The purpose of today’s lab is to introduce you to visualizing data. Although R has built in plotting functions, we will be using the {ggplot2}
package in today’s lab. It is far more powerful than the base R plotting functions and is the basis for other packages that allow you to create interactive plots (e.g., {plotly}
), animated plots (e.g., {gganimate}
), and 3D plots (e.g., {rayshader}
). Being part of the {tidyverse}
, {ggplot2}
was also designed to play nice with other tidyverse
packages (e.g., {dplyr}
, {tidyr}
).
The content of today’s labs will be split into four sections. The first section, The Grammar of Graphics will provide a brief overview of the logic behind how {ggplot2}
works. The second section, Histograms, will provide an overview of how to create a histogram and customize it. The third section, Categorical by Continuous Plots, will guide you through the process of creating a bar chart in R. Finally, in the Continuous by Continuous Plots section, we will discuss how to create plots where you have have a continuous variable on both axes. As always, the lab will end with a set of minihacks to test your knowledge.
To quickly navigate to the desired section, click one of the following links:
Below are some resources that you may find useful going forward:
The {ggplot2}
package is built around Leland Wilkinson’s idea of the Grammar of Graphics. The Grammar of Graphics proposes that every graph can be created from (1) a data set (e.g., mtcars
, world happiness
), (2) a coordinate system or canvas (e.g., a Cartesian coordinate system), and (3) a set of geometric elements that represent the data (e.g., points, lines, polygons).
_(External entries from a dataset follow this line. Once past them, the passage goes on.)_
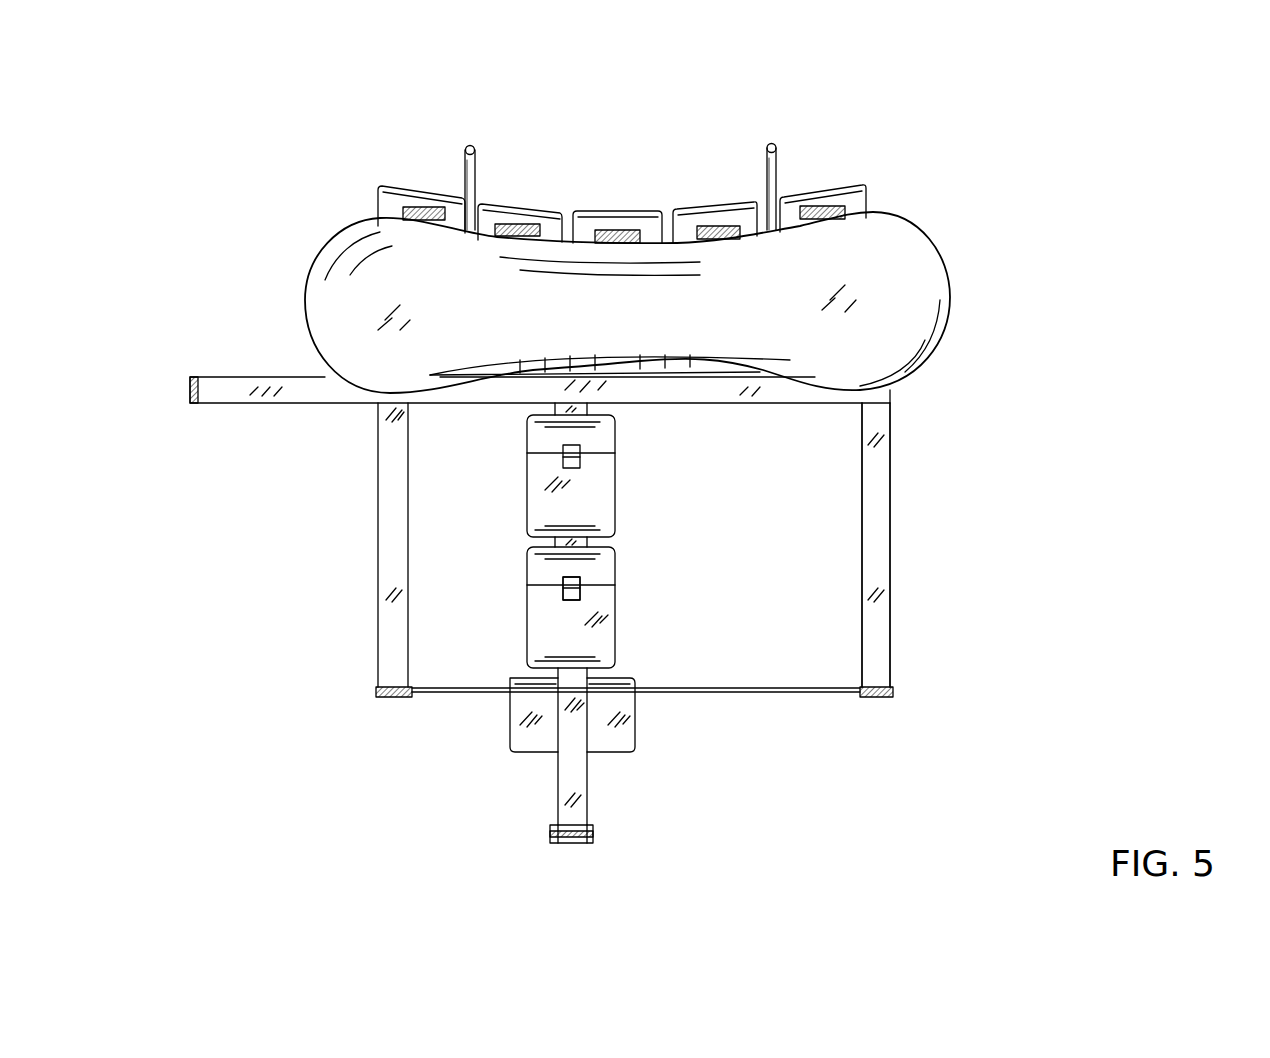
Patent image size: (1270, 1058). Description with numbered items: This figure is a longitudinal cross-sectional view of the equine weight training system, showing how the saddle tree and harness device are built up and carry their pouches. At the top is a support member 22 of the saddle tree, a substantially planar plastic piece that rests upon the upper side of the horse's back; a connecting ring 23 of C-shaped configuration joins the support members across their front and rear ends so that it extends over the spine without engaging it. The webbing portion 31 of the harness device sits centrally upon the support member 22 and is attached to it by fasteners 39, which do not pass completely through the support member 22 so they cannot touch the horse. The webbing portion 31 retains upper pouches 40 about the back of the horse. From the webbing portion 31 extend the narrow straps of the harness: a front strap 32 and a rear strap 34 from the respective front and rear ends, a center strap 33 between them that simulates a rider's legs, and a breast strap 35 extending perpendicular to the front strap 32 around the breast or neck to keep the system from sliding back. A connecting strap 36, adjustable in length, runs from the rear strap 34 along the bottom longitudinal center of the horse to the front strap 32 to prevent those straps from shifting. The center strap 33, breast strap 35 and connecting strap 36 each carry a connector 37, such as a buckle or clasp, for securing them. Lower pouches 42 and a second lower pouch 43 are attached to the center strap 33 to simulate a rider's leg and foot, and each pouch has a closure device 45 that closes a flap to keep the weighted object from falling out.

The support member 22 is at (935, 257).
The connecting ring 23 is at (772, 145).
The webbing portion 31 is at (622, 230).
The front strap 32 is at (382, 635).
The center strap 33 is at (560, 793).
The rear strap 34 is at (890, 490).
The breast strap 35 is at (248, 378).
The connecting strap 36 is at (440, 694).
The connector 37 is at (380, 691).
The fastener 39 is at (370, 490).
The upper pouch 40 is at (830, 185).
The lower pouch 42 is at (613, 473).
The second lower pouch 43 is at (633, 722).
The closure device 45 is at (563, 595).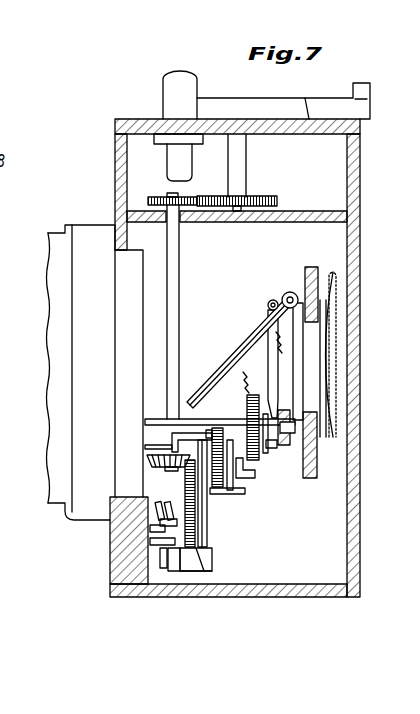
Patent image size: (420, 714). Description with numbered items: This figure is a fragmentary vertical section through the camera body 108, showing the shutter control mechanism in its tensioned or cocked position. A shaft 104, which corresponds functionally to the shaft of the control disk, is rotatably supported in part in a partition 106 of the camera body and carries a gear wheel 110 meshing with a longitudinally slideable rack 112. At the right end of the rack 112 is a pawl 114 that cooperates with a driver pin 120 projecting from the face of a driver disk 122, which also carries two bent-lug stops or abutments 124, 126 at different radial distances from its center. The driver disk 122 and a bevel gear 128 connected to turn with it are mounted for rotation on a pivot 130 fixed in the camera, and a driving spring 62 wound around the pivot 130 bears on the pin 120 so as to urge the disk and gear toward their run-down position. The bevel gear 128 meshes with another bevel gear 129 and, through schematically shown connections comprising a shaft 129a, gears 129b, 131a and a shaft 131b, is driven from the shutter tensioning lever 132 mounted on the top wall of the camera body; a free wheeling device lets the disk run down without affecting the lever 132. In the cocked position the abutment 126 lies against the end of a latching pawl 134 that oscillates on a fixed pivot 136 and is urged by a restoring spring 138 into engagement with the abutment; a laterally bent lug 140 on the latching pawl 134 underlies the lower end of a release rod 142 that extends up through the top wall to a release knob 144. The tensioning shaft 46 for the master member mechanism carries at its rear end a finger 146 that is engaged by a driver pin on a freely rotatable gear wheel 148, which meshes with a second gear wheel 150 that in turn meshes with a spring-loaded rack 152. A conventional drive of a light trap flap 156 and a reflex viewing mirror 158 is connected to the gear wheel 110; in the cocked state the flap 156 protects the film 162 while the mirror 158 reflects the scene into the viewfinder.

Below is the data set pirates
from the {yarrr}
package. All of the plots in today’s lab, excluding those created in the Minihacks, will be using the pirates
data set.
# the data set
pirates
## # A tibble: 1,000 x 17
## id sex age height weight headband college tattoos tchests parrots
## <int> <chr> <dbl> <dbl> <dbl> <chr> <chr> <dbl> <dbl> <dbl>
## 1 1 male 28 173. 70.5 yes JSSFP 9 0 0
## 2 2 male 31 209. 106. yes JSSFP 9 11 0
## 3 3 male 26 170. 77.1 yes CCCC 10 10 1
## 4 4 fema… 31 144. 58.5 no JSSFP 2 0 2
## 5 5 fema… 41 158. 58.4 yes JSSFP 9 6 4
## 6 6 male 26 190. 85.4 yes CCCC 7 19 0
## 7 7 fema… 31 158. 59.6 yes JSSFP 9 1 7
## 8 8 fema… 31 173. 74.5 yes JSSFP 5 13 7
## 9 9 fema… 28 165. 68.7 yes JSSFP 12 37 2
## 10 10 male 30 184. 84.7 yes JSSFP 12 69 4
## # … with 990 more rows, and 7 more variables: favorite.pirate <chr>,
## # sword.type <chr>, eyepatch <dbl>, sword.time <dbl>, beard.length <dbl>,
## # fav.pixar <chr>, grogg <dbl>
We can pipe (%>%
) the pirates
data set to the ggplot()
function to create the canvas of our plot. In this case, we will add aes(x = age)
inside the ggplot()
function.
# the data set
pirates %>%
# the canvas
ggplot(aes(x = age))
The aes()
function above tells ggplot()
that we are providing it aesthetic information for the canvas. In this case, we are saying the canvas should have age
on the x-axis. We can also map variables to y
, colour
, size
, shape
, alpha
, and group
, among others. We will return to some of these later.
As should be readily apparent from looking at our plot, a canvas is not that exciting without anything on it. We can add geometric elements to the plot by using {ggplot2}
functions that begin with the geom_
prefix. Let’s add a histogram to the plot by adding geom_histogram()
to the code. Unlike other functions in the tidyverse
, we use the plus symbol(+
) instead of the pipe symbol (%>%
) to add elements to a plot. This makes sense if you consider that we want to add the function to the plot rather than simply wanting to pass information from one function to the next.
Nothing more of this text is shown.